Ja, Sie haben gesagt, Sie wollen das tun, Herr Dr. Tjarks, aber dann sagen Sie doch einmal konkret, wie viel Geld Sie dafür auf den Tisch legen wollen. Einfach nur zu sagen, Sie wollen irgendetwas tun, hilft uns an der Stelle nicht weiter. Statt hier jetzt einmal selbst eine Vision zu skizzieren und zu sagen, dass Sie die Naturwissenschaften voranbringen wollen, indem Sie beispielsweise ein neues Naturkundemuseum mit wissenschaftlicher Exzellenz und internationaler Strahlkraft auf den Weg bringen. Das wäre einmal ein Ansatz gewesen.

(Beifall bei der CDU und bei Anna-Elisabeth von Treuenfels-Frowein FDP)

Hamburg soll mehr Forschung für die Praxis liefern. Das ist auch richtig so. Wir haben zu wenig Patente, wir haben zu wenig Transfer in die Praxis. Aber was passiert?

(Glocke)

Herr Ovens, gestatten Sie eine Zwischenfrage des Kollegen Dr. Tjarks?

Wenn Sie meine Uhr anhalten, Frau Präsidentin, immer.

Habe ich schon.

Vielen Dank, Herr Ovens. Ich wollte Sie nur fragen: Wir haben ja ein bürgerschaftliches Ersuchen zum Wachstumskurs der Technischen Universität Hamburg beschlossen und es ist gute parlamentarische Praxis, dass der Senat dann auch eine Antwort auf dieses Ersuchen gibt, was irgendwann vorliegen wird, und dann wird das auch da drinstehen. Aber ich finde es ein bisschen komisch, wenn Sie das vorher verlangen, denn Sie wollen ja nicht einzelne Bausteine haben, sondern alles, oder?

Herr Dr. Tjarks, dann geben Sie mir jetzt ja gerade recht, dass der Bürgermeister nach wie vor keine Ahnung hat, wohin er die Technische Universität inhaltlich, strategisch und finanziell weiterentwickeln will. Danke dafür.

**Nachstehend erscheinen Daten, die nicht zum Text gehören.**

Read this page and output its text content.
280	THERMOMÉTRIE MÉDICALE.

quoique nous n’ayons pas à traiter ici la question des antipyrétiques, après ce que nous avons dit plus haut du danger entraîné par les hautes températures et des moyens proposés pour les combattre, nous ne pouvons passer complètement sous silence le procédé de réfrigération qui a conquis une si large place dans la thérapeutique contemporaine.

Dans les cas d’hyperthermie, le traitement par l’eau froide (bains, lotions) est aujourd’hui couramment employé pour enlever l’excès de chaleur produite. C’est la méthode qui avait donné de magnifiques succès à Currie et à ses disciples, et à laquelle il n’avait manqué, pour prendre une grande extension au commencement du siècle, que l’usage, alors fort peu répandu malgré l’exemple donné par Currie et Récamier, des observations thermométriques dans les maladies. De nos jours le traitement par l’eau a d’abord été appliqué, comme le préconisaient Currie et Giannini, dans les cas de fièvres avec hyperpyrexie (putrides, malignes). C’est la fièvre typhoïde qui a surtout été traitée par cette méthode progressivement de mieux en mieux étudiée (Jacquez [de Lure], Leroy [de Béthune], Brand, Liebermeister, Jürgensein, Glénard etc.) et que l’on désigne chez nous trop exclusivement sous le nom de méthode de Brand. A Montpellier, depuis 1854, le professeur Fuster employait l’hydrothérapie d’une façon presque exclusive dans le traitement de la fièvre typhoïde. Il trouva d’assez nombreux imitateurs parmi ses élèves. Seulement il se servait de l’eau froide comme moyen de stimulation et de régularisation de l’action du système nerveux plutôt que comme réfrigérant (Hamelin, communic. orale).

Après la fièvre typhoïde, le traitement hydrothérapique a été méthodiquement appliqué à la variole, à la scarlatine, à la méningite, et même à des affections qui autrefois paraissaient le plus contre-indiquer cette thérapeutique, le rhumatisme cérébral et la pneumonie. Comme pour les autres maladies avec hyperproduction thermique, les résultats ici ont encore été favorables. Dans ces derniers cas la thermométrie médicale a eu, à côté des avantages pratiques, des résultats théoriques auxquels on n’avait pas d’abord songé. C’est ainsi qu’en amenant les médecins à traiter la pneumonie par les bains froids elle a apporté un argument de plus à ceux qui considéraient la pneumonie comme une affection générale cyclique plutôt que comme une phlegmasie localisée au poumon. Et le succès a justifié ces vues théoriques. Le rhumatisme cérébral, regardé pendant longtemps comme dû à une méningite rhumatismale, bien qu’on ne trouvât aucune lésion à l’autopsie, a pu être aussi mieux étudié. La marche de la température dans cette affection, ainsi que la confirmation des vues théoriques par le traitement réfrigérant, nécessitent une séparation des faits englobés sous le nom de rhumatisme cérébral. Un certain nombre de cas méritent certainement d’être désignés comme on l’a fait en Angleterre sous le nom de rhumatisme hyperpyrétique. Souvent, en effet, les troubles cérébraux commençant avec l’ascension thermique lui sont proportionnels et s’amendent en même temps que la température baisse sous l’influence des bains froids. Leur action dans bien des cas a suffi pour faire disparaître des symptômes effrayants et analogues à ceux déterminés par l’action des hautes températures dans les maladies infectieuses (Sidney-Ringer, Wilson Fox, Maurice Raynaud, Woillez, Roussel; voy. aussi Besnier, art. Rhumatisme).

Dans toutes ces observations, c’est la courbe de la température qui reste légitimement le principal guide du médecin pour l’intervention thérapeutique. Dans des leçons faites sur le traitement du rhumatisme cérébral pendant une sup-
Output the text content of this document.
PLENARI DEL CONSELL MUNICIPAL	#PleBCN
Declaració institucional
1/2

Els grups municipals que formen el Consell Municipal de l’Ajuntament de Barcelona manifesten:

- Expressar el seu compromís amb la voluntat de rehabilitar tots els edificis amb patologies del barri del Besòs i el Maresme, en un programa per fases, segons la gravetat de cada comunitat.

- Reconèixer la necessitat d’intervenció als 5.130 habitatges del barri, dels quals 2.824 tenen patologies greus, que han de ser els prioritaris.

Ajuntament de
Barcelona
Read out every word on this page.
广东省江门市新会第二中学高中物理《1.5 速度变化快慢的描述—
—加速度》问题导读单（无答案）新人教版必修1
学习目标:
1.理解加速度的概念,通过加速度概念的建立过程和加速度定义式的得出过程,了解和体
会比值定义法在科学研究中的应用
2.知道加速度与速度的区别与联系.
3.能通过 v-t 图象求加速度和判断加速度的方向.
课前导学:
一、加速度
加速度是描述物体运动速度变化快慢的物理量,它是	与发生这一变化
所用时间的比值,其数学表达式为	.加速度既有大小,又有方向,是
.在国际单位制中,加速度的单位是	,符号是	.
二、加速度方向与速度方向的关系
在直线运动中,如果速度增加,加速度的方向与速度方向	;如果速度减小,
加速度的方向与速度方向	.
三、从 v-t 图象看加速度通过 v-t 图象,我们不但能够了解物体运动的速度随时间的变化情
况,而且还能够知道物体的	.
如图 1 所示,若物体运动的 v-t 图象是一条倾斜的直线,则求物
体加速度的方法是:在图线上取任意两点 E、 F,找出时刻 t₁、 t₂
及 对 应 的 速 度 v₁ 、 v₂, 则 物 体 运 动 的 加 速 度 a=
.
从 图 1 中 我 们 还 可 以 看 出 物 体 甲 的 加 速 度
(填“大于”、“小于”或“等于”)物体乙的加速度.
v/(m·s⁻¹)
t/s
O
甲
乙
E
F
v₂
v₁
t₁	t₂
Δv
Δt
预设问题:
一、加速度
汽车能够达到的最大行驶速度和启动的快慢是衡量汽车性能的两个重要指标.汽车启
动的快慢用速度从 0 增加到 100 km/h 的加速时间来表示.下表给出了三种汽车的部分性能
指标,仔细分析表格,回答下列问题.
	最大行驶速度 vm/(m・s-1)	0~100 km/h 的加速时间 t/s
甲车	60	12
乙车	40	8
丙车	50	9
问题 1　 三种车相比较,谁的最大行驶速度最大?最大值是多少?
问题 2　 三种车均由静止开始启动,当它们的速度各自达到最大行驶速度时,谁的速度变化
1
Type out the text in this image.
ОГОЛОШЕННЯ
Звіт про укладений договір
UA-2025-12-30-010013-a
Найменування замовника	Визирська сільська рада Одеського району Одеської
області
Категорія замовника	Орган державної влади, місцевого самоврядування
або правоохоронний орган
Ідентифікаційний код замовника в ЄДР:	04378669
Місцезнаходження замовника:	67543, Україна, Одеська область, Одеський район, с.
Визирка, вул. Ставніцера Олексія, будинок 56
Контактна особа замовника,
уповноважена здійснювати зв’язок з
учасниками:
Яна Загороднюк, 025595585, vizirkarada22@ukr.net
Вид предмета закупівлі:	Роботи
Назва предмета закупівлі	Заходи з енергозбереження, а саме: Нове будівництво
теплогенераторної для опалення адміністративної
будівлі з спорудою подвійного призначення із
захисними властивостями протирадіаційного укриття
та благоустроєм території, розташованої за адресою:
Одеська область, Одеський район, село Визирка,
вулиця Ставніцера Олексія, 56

(Beifall bei der CDU und der FDP)

Soll er gern prüfen.

Hamburgs Hochschulen sollen also Spitzenforschung liefern, sollen die Praxis bereichern und sollen jetzt auch den digitalen Wandel mitgestalten. Und wir haben dieses nach einem Brausepulver benannte neue Programm, welches ein bisschen mehr finanzielle Mittel in die Hamburger Hochschulen steckt, wir haben dieses neue Hamburger YouTube für die Hochschulen alles noch nicht wirklich durchkonzipiert. Man hätte jetzt einmal darüber reden können, was Berlin macht mit dem Deutschen Internet-Institut im Einstein Center Digital Future und der CODE University, drei neue Institutionen binnen kürzester Zeit. Wir schaffen ein paar kleine Kleckerlies,

(Dr. Monika Schaal SPD: Jetzt ist aber gut!)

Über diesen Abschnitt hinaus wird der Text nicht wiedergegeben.